Originally Posted By MoparBilly
Originally Posted By Silver68RT


Thanks for the info, I've seen a few of those articles before, and they are part of the reason I started going down the small block road instead of my original thought of putting a big block in it. I plugged some numbers into some drag racing calculators, and it looks like if my Dart currently weighs 3500 pounds with me in it, it's probably making 275 hp. It's all steel, full interior, roll bar, frame connectors, always ran through the mufflers. Getting to 10.00 @ 135 mph would take 670 hp, call it 700 hp to be safe. Sounds like a ported set of W2's could possibly get me to 550 hp on a 426" SB. Add a 150 shot of nitrous to hit the low 10's?

Or bite the bullet and pay up for some CNC ported W9's and everything that goes along with them.

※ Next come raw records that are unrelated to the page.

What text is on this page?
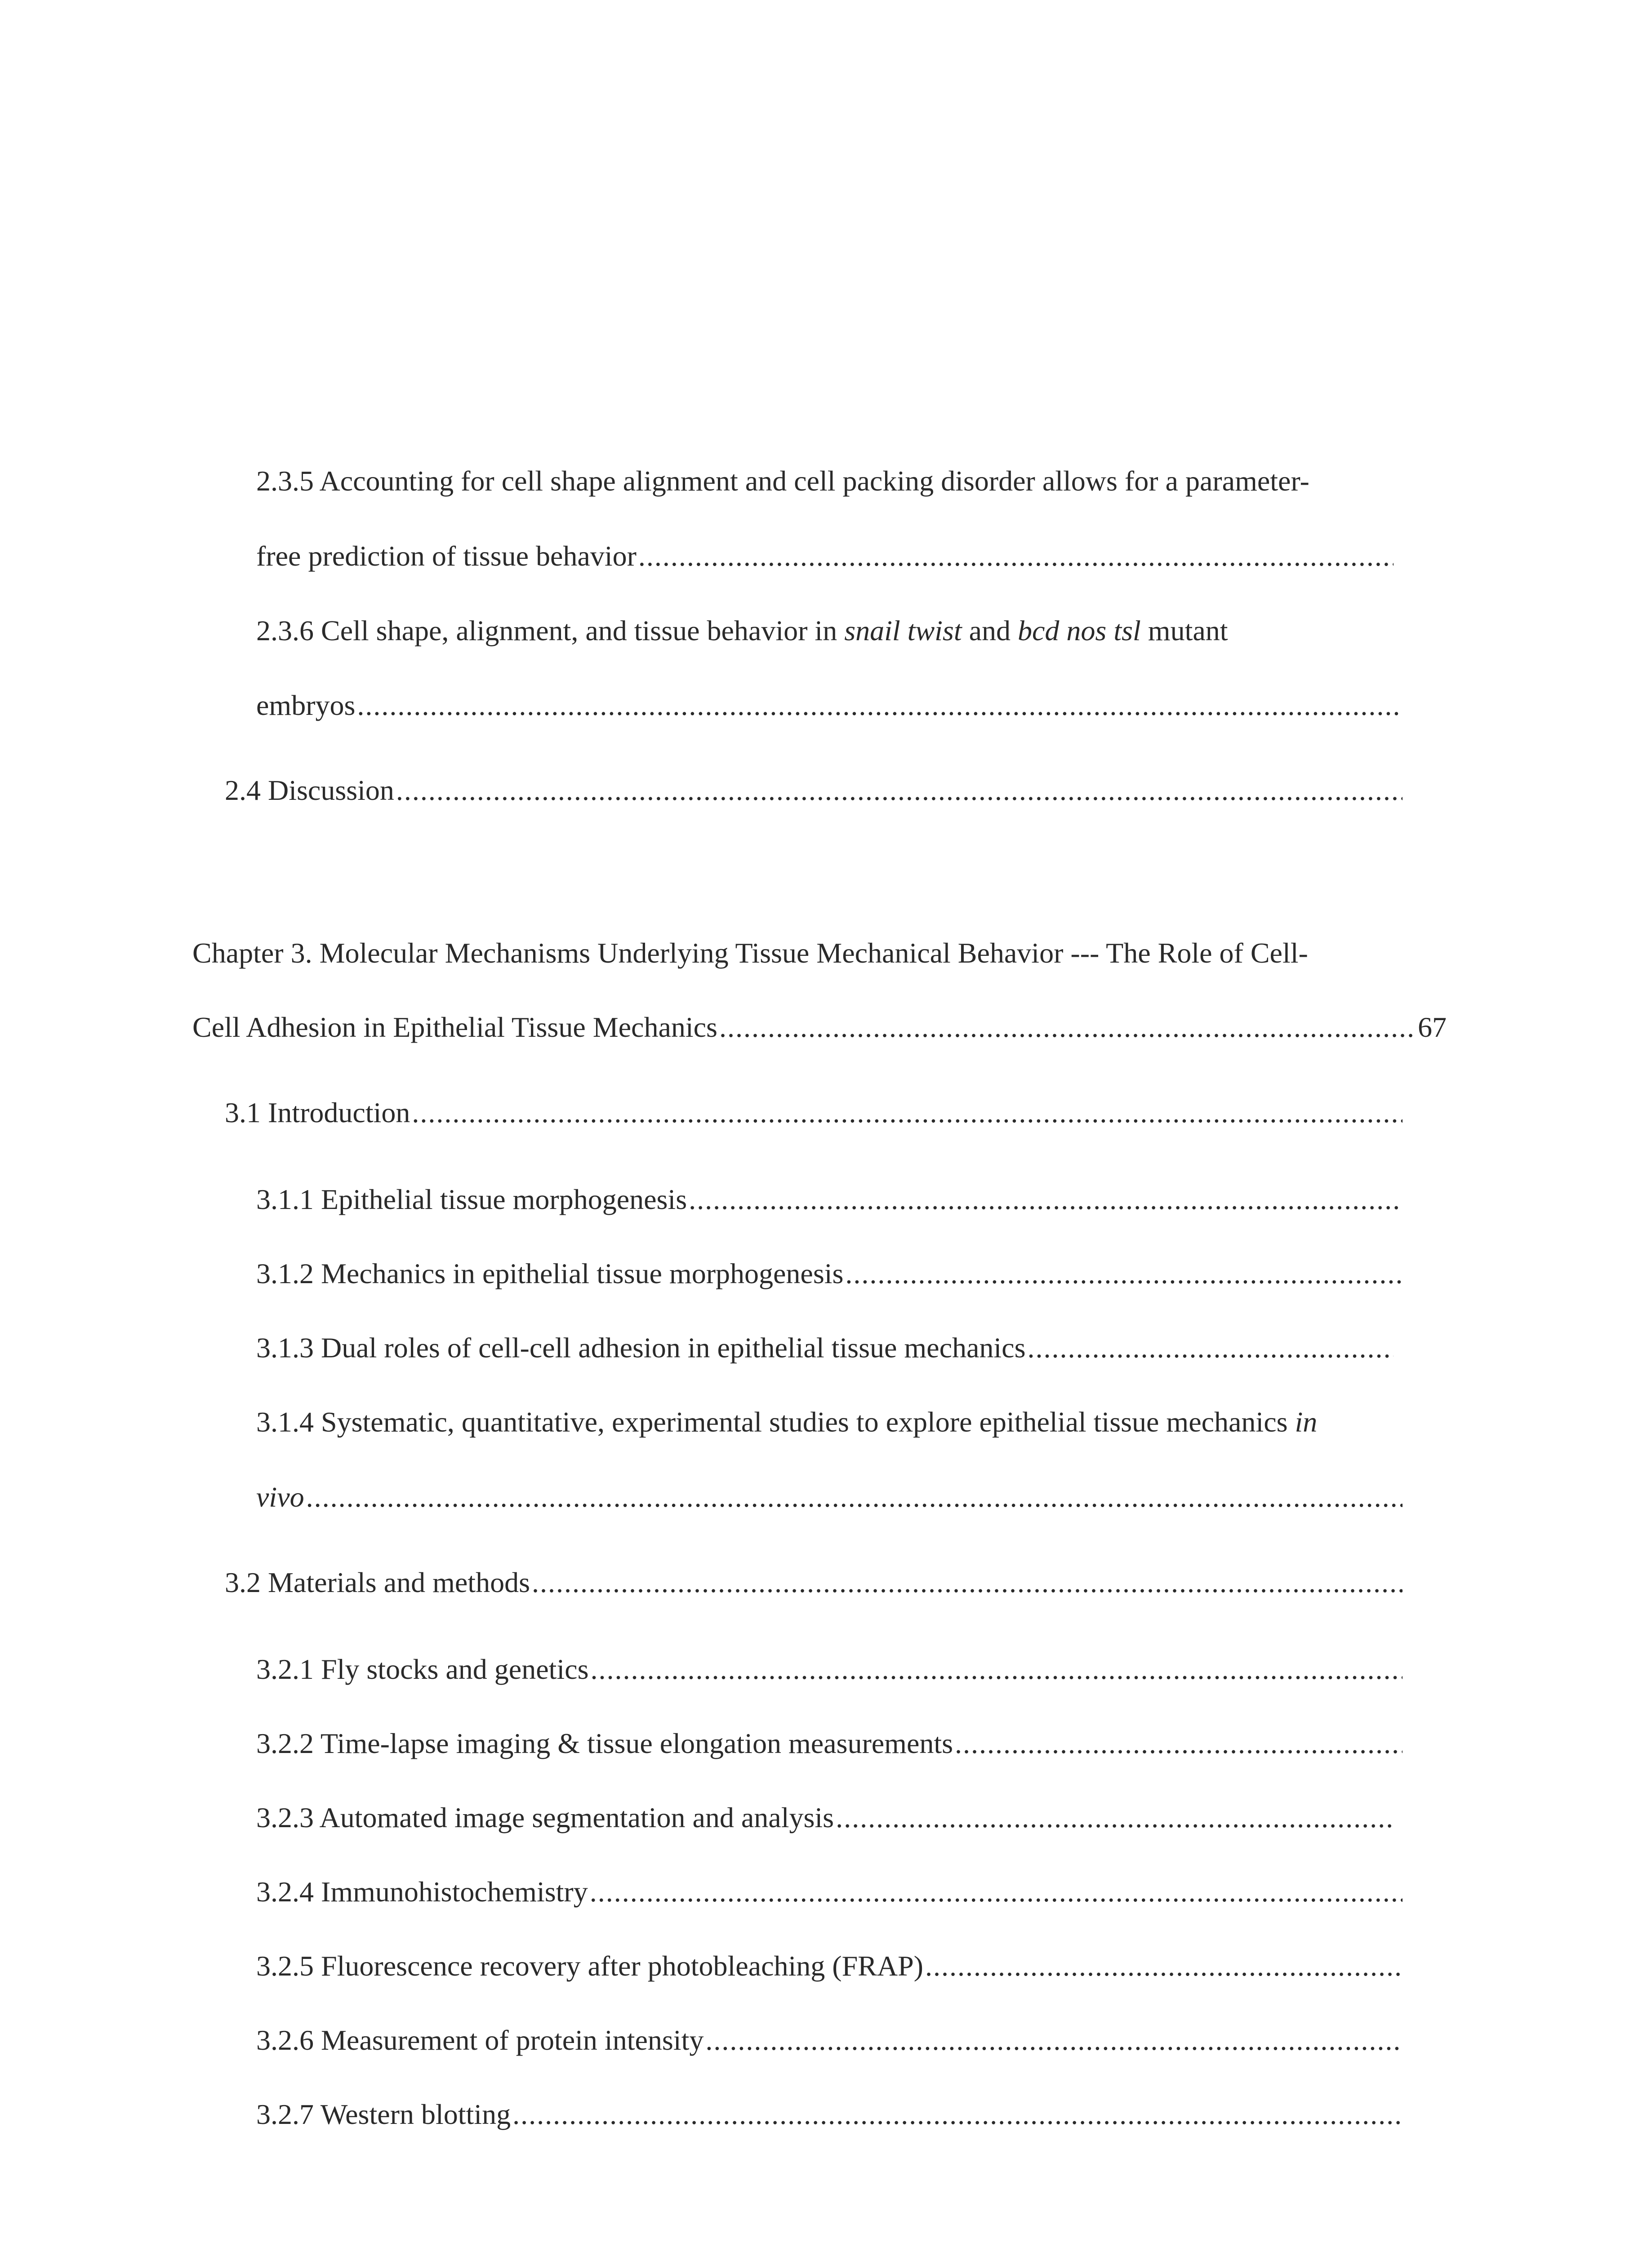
2.3.5 Accounting for cell shape alignment and cell packing disorder allows for a parameter-
free prediction of tissue behavior
.....
2.3.6 Cell shape, alignment, and tissue behavior in snail twist and bcd nos tsl mutant
embryos
.....
2.4 Discussion
.....
Chapter 3. Molecular Mechanisms Underlying Tissue Mechanical Behavior --- The Role of Cell-
Cell Adhesion in Epithelial Tissue Mechanics
.....	67
3.1 Introduction
.....
3.1.1 Epithelial tissue morphogenesis
.....
3.1.2 Mechanics in epithelial tissue morphogenesis
.....
3.1.3 Dual roles of cell-cell adhesion in epithelial tissue mechanics
.....
3.1.4 Systematic, quantitative, experimental studies to explore epithelial tissue mechanics in
vivo
.....
3.2 Materials and methods
.....
3.2.1 Fly stocks and genetics
.....
3.2.2 Time-lapse imaging & tissue elongation measurements
.....
3.2.3 Automated image segmentation and analysis
.....
3.2.4 Immunohistochemistry
.....
3.2.5 Fluorescence recovery after photobleaching (FRAP)
.....
3.2.6 Measurement of protein intensity
.....
3.2.7 Western blotting
.....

Might still go that route.

I realize that it's not going to be cheap, just trying to maximize bang for the buck.


Now, if you are ready to embrace a small shot of nitrous, all becomes right in the world! My 10.39-128 best on Drag Week turned into 9.65-138 this year with a small shot though a plate system.


Never messed with nitrous before, but I'm open to trying it. Just didn't want to try and nitrous my way into the 10's with that 360 that's in there now.

I bought the R block because I wanted a solid foundation to build from, and the 48 degree version seemed like it would be a good idea if I want to run a roller cam. A friend of a friend was racing an Aspen with a 340, and he broke a bunch of blocks and ended up getting out of racing. New R block, never been used for a grand, I figured what the hell, figure out the heads later.

I don't know much about the Gen III Hemi, but I'm open to checking that out too. I could always just sell the R block.

I have a set of Indy 440-SR's I got a good deal on, but I was going to put those on a 440 for my '68 Charger R/T. I got the matching TTI headers for a B/E body with them. If they were EZ's with A-body headers we'd be having a whole different conversation I think.